Is it possible to find a $n\times n$ matrix $M$ such that $M^2 =- I_n$, where $-I_n$ is the identity matrix? Is it possible to find a $n\times n$ matrix $M$ such that $M^2 = -I_n$, where $I_n$ is the identity matrix?
For odd $n$, this cannot hold, since $(-1)^n = \det(-I_n) = \det (M^2) = \det(M)^2$ but what can one say about even $n$?
 A: Consider the $2 \times 2$ matrix
$J = \begin{bmatrix} 0 & -1 \\ 1 & 0 \end{bmatrix}; \tag 1$
we have
$J^2 = \begin{bmatrix} 0 & -1 \\ 1 & 0 \end{bmatrix} \begin{bmatrix} 0 & -1 \\ 1 & 0 \end{bmatrix} = -I_2, \tag 2$
as may be readily verified by an easy calculation.  We may then construct a $2n \times 2n$ matrix $M_0$ by placing $n$ copies of $J$ along the (block) diagonal:
$M_0 = \begin{bmatrix} J & 0 & \ldots & 0 \\ 0 & J & \ldots & 0 \\ \dots & \vdots & J & 0 \\ 0 & 0 & \ldots & J\end{bmatrix}; \tag 3$
it is equally easy to see that
$M_0^2 = -I_{2n}; \tag 4$
this establishes the existence of a desired $2n \times 2n$ matrix.

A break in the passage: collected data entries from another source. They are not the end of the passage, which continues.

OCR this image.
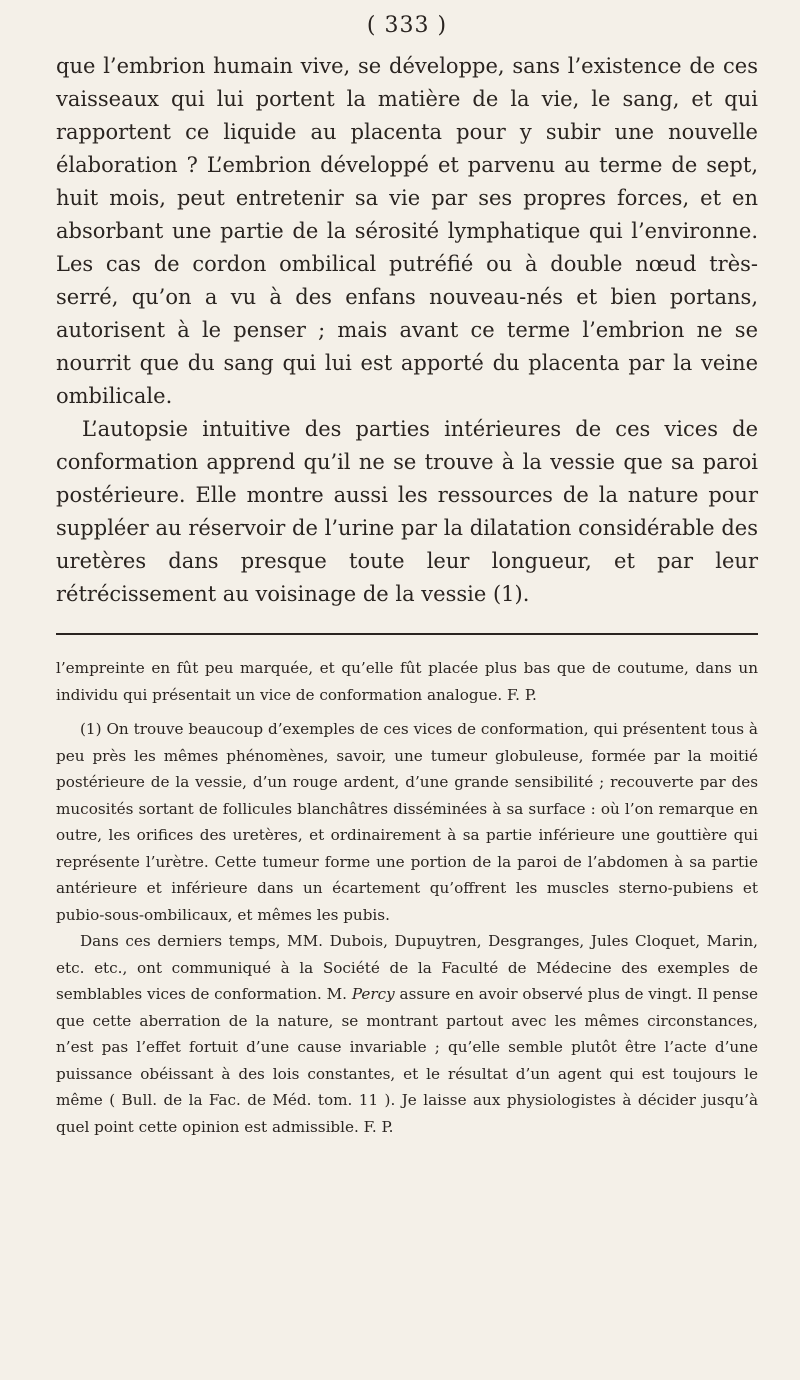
( 333 )

que l’embrion humain vive, se développe, sans l’existence de ces vaisseaux qui lui portent la matière de la vie, le sang, et qui rapportent ce liquide au placenta pour y subir une nouvelle élaboration ? L’embrion développé et parvenu au terme de sept, huit mois, peut entretenir sa vie par ses propres forces, et en absorbant une partie de la sérosité lymphatique qui l’environne. Les cas de cordon ombilical putréfié ou à double nœud très-serré, qu’on a vu à des enfans nouveau-nés et bien portans, autorisent à le penser ; mais avant ce terme l’embrion ne se nourrit que du sang qui lui est apporté du placenta par la veine ombilicale.

L’autopsie intuitive des parties intérieures de ces vices de conformation apprend qu’il ne se trouve à la vessie que sa paroi postérieure. Elle montre aussi les ressources de la nature pour suppléer au réservoir de l’urine par la dilatation considérable des uretères dans presque toute leur longueur, et par leur rétrécissement au voisinage de la vessie (1).

l’empreinte en fût peu marquée, et qu’elle fût placée plus bas que de coutume, dans un individu qui présentait un vice de conformation analogue. F. P.

(1) On trouve beaucoup d’exemples de ces vices de conformation, qui présentent tous à peu près les mêmes phénomènes, savoir, une tumeur globuleuse, formée par la moitié postérieure de la vessie, d’un rouge ardent, d’une grande sensibilité ; recouverte par des mucosités sortant de follicules blanchâtres disséminées à sa surface : où l’on remarque en outre, les orifices des uretères, et ordinairement à sa partie inférieure une gouttière qui représente l’urètre. Cette tumeur forme une portion de la paroi de l’abdomen à sa partie antérieure et inférieure dans un écartement qu’offrent les muscles sterno-pubiens et pubio-sous-ombilicaux, et mêmes les pubis.

Dans ces derniers temps, MM. Dubois, Dupuytren, Desgranges, Jules Cloquet, Marin, etc. etc., ont communiqué à la Société de la Faculté de Médecine des exemples de semblables vices de conformation. M. Percy assure en avoir observé plus de vingt. Il pense que cette aberration de la nature, se montrant partout avec les mêmes circonstances, n’est pas l’effet fortuit d’une cause invariable ; qu’elle semble plutôt être l’acte d’une puissance obéissant à des lois constantes, et le résultat d’un agent qui est toujours le même ( Bull. de la Fac. de Méd. tom. 11 ). Je laisse aux physiologistes à décider jusqu’à quel point cette opinion est admissible. F. P.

An entire family of such matrices may be had by taking matrices $M$ similar to $M_0$:
$M = SM_0S^{-1}; \tag 5$
then
$M^2 = SM_0S^{-1} SM_0S^{-1} = SM_0 M_0S^{-1} = S(-I_{2n}) S^{-1} = -I_{2n}. \tag 6$
We see there are many matrices of the requisite form.
A: $\begin{pmatrix}
1 & 2\\
-1 & -1
\end{pmatrix}$
A: A classical example is
$$
M=\left(\begin{array}{cc}0 & -1 \\ 1 & 0\end{array}\right)
$$
This is a classical example as it allows to mimic (or represent) complex number computations using real arithmetic. 
$$
z=a+ib \leftrightarrow a\left(\begin{array}{cc}1 & 0 \\ 0 & 1\end{array}\right) + b\left(\begin{array}{cc}0 & -1 \\ 1 & 0\end{array}\right)=\left(\begin{array}{cc}a & -b \\ b & a\end{array}\right)
$$